Her thumb traces the edge of the paper without looking at it. ‘Someone who was there. Young enough that no one would have listened to him, or he told himself they wouldn’t.’
‘And he’s mad at both of us.’
‘I know.’ She exhales slowly. ‘Our bubbles burst, huh?’
Wrapping my arm around her shoulders, I tip my head onto hers. ‘We’ll get him.’
‘While our bubble’s burst, tell me about what happened with the policeman. I saw a news article about torture… and fire.’
Damn.
‘He deserved it.’
‘That and more.’ I turn to face her, expecting her to have been far, far more disgusted with me.
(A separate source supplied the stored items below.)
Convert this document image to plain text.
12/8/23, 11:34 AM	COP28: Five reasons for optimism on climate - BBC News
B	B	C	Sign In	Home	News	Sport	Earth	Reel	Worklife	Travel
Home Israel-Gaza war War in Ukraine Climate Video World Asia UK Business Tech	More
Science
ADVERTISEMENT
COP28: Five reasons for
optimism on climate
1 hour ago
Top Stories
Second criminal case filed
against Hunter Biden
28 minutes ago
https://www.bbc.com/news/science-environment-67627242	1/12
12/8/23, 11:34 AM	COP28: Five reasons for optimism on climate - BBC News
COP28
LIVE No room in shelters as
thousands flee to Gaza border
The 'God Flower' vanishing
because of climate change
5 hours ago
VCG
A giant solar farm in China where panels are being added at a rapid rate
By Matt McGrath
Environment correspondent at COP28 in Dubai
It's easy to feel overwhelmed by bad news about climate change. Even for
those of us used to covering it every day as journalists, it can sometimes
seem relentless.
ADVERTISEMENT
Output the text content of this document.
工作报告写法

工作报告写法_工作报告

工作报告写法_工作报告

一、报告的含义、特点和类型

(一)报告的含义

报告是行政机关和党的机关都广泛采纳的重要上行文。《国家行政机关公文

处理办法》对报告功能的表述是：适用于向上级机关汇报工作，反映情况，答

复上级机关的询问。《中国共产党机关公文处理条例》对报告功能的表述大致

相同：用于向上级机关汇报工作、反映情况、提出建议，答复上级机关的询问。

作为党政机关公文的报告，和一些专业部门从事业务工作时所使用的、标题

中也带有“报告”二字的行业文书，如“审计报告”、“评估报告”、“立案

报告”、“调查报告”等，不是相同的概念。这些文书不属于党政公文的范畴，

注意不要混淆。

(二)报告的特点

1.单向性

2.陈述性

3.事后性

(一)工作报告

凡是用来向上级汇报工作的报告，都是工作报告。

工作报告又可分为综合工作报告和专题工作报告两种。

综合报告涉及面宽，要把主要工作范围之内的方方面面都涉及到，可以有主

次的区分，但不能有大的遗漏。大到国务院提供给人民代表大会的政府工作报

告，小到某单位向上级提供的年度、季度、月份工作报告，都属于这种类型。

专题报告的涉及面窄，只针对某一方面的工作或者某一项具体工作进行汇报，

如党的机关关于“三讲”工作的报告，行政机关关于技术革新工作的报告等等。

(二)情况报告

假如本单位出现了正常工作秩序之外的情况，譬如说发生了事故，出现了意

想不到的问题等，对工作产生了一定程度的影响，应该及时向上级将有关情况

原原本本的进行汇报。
‘You really don’t hate me?’
‘Liam, I fucking love you. The darkness is part of you and me. They made us like that.’
‘You.’ My heart aches. ‘Love.’ I feel like I might pass out. ‘Me?’
Kat tilts her head a little and gives a smile. ‘Every single part. I always have.’
And like it was information I should have known, and not that upends everything inside me, she goes back to talking without a second’s thought.
‘You were careful though, right?’
‘Yeah, gloves, mask, no cameras. Resisted spitting in his face. Thoroughly sanitised my equipment before disposing of it far from the scene.’
‘You made him suffer, right?’
‘He cried like a baby. Begged for his life.’
‘He’d been doing to others what was done to me,and he wasn’t going to stop.’ My jaw tightens. ‘And I extracted all I could from him.’
‘Good,’ she says.
‘That’s it?’
‘I wish I could do it to all of them.’ She meets my eyes and gives the most saccharine smile. ‘I mean it.’
I’m still stuck on the fact that Katherine Elliott loves ME.
She breathes out through her nose. ‘Did the names he gave you help at all? None were the boys, were they?’
‘All dead ends as far as your stalker goes. Especially with this last note. He was too fast to be any of the older men, and I don’t think any of the adults bothered with my name; they used much less pleasant names.’
‘We need to find him,’ she says.
‘Yes.’ I broach the one guy who knows where she lives and is the right age. ‘What about Darren?’
‘No… not Darren,’ she says. ‘I’ve never let him in my house.’
‘But he knew where you lived. He could have come back. And for a few weeks there was nothing… right after you let him down.’
‘You saw that?’ Her nose crinkles in the cutest way.
‘I’m always watching, Kat. Well, almost.’ I glance down at the knife. Not often enough clearly.